Frequently asked questions
Are greyhounds a good family dog?
Greyhounds are great dogs for families with kids of all ages. They are considered one of the most gentle breeds, so with proper training, they’re safe to have around children and infants. Although they can be couch potatoes, they also love to run around and play and will help tire out any restless kids.
Are greyhounds considered healthy?
Although greyhounds are known as a healthy breed, they are prone to certain health issues. As deep-chested dogs, they are susceptible to bloating. Other conditions to look out for include hip dysplasia and hypothyroidism.
Do greyhounds bark a lot?
Greyhounds seldom bark. When they do, it’s often out of excitement, like when their owner comes home or during play. Although they aren’t natural barkers, they can be influenced to do it more from other dogs.
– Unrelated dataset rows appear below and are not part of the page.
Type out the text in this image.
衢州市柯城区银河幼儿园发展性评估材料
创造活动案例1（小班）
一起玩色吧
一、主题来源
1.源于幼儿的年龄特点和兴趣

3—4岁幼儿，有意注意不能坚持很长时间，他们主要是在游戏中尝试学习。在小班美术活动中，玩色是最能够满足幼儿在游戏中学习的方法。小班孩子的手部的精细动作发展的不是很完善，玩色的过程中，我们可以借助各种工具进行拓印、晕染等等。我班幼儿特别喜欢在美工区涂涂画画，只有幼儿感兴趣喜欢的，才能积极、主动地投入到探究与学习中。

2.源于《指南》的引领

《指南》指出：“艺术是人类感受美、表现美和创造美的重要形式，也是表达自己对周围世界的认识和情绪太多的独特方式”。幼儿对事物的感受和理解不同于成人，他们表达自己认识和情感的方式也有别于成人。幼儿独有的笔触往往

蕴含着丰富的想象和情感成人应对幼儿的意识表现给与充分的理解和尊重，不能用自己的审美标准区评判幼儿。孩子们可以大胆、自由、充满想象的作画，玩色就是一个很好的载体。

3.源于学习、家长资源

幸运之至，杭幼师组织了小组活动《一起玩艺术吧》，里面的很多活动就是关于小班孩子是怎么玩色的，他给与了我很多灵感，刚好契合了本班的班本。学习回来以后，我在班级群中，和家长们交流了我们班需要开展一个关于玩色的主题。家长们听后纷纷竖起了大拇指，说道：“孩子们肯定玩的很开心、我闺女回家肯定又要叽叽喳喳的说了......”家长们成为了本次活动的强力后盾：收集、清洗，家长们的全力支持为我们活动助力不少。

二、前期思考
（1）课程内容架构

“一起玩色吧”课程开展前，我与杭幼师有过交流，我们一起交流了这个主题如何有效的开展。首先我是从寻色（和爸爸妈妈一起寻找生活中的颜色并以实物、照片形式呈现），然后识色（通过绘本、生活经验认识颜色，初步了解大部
Are greyhounds difficult to train?
Greyhounds are incredibly smart but also stubborn and independent. It may require time and patience to train the dog, and they do best with reward-based methods.
Can greyhounds be left alone?
Because of their independence, greyhounds do better with being left alone than most breeds. They don’t have high exercise needs and enjoy laying around, and will likely do so if left alone for long hours. However, if left alone too long, they may become bored and develop separation anxiety.